Meski dirayakan secara daring, tetapi ada kado istimewa bagi segenap perusahaan anggota Aspindo pada tahun ke-23 kelahirannya ini. Peran mereka di industri pertambangan diperluas, yaitu bisa masuk sampai ke pelaksanaan penambangan.

“Perusahaan jasa pertambangan dalam UU No.3 tahun 2020 dapat melakukan konsultasi, perencanaan dan pelaksanaan. Tadinya tidak boleh penambangan, pelaksanaan penambangan tidak boleh, hanya stripping dan lain-lain (konsultasi, perencanaan). Sekarang di dalam salah satu pasal UU No.3 tahun 2020 sudah ada penambangan,” kata Staf Khusus Menteri ESDM Bidang Tata Kelola Mineral dan Batubara Prof. Irwandy Arif saat webinar HUT-23 Aspindo, Selasa (25/08).

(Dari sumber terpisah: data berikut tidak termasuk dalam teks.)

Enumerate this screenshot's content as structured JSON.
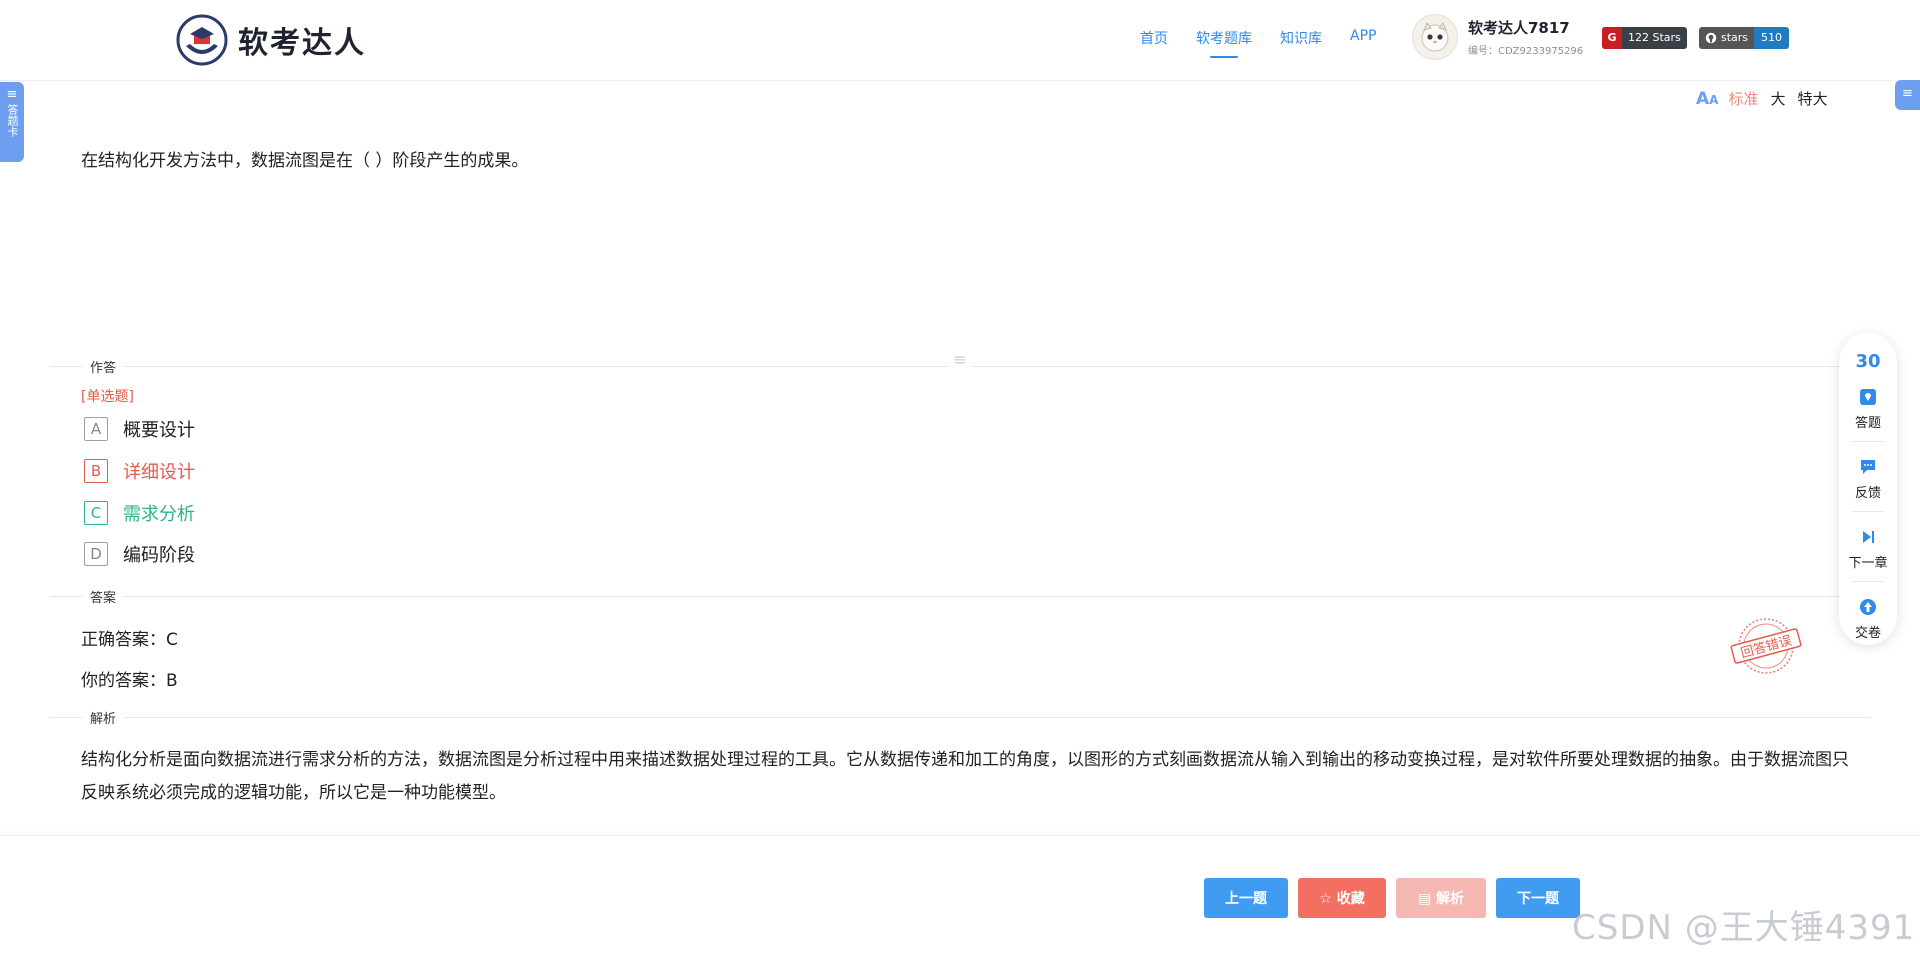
{
  "header": {
    "logo_text": "软考达人",
    "nav": [
      {
        "label": "首页",
        "active": false
      },
      {
        "label": "软考题库",
        "active": true
      },
      {
        "label": "知识库",
        "active": false
      },
      {
        "label": "APP",
        "active": false
      }
    ],
    "user": {
      "name": "软考达人7817",
      "id": "编号：CDZ9233975296"
    },
    "gitee_badge": "122 Stars",
    "github_badge": {
      "left": "stars",
      "right": "510"
    }
  },
  "side": {
    "left_tab": "答题卡"
  },
  "font_selector": {
    "options": [
      "标准",
      "大",
      "特大"
    ],
    "selected": "标准"
  },
  "question": {
    "text": "在结构化开发方法中，数据流图是在（ ）阶段产生的成果。",
    "type_label": "[单选题]"
  },
  "sections": {
    "answer_area": "作答",
    "answer": "答案",
    "analysis": "解析"
  },
  "options": [
    {
      "letter": "A",
      "text": "概要设计",
      "state": "normal"
    },
    {
      "letter": "B",
      "text": "详细设计",
      "state": "wrong"
    },
    {
      "letter": "C",
      "text": "需求分析",
      "state": "right"
    },
    {
      "letter": "D",
      "text": "编码阶段",
      "state": "normal"
    }
  ],
  "answer": {
    "correct": "正确答案：C",
    "yours": "你的答案：B",
    "stamp": "回答错误"
  },
  "analysis": {
    "text": "结构化分析是面向数据流进行需求分析的方法，数据流图是分析过程中用来描述数据处理过程的工具。它从数据传递和加工的角度，以图形的方式刻画数据流从输入到输出的移动变换过程，是对软件所要处理数据的抽象。由于数据流图只反映系统必须完成的逻辑功能，所以它是一种功能模型。"
  },
  "float_panel": {
    "count": "30",
    "items": [
      {
        "label": "答题",
        "icon": "answer-sheet-icon"
      },
      {
        "label": "反馈",
        "icon": "feedback-icon"
      },
      {
        "label": "下一章",
        "icon": "next-chapter-icon"
      },
      {
        "label": "交卷",
        "icon": "submit-icon"
      }
    ]
  },
  "buttons": {
    "prev": "上一题",
    "favorite": "☆ 收藏",
    "analysis": "▤ 解析",
    "next": "下一题"
  },
  "watermark": "CSDN @王大锤4391",
  "colors": {
    "accent": "#2f8ae8",
    "wrong": "#e35b4e",
    "right": "#2cb48a",
    "favorite": "#f36f62"
  }
}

Berdasarkan Peraturan Menteri ESDM No.11 tahun 2018, pasal 55 disebutkan: “Dalam pelaksanaan kegiatan Penambangan Pemegang IUJP (Izin Usaha Jasa Pertmbangan) hanya dapat menerima pekerjaan pengupasan lapisan (stripping) batuan/tanah penutup dari Pemegang IUP Operasi Produksi atau IUPK Operasi Produksi.”

Namun, ketentuan lama ini sudah berakhir dengan adanya Undang-undang No.3 tahun 2020. Keterlibatan perusahaan jasa pertambangan dalam kegiatan penambangan secara tegas diatur dalam pasal 124 Undang-undang No.3 tahun 2020. Pada ayat (3) disebutkan sejumlah jenis usaha jasa pertambangan yaitu: (1) Penyelidikan Umum, (2) Eskplorasi, (3) Studi Kelayakan, (4) Konstruksi Pertambangan, (5) Pengangkutan, (6) Lingkungan Pertambangan, (7) Reklamasi dan Paca Tambang, (8) Keselamatan Pertambangan; dan atau (9) Penambangan.

Undang-udang No.3 tahun 2020 merupakan revisi atas Undang-undang No.4 tahun 2009 yang baru disahkan pada tahun 2020 ini, di tengah pandemi Covid-19. Dalam Undang-undang sebelumnya, jenis usaha pertambangan hanya ada delapan: (1)Penyelidikan Umum, (2) Eksplorasi, (3) Studi Kelayakan, (4) Konstruksi Pertambangan, (5) Pengangkutan, (6) Lingkungan Pertambangan, (7) Pasca Tambang dan Reklamasi; danatau (8) Keselamatan dan Lesehatan Kerja.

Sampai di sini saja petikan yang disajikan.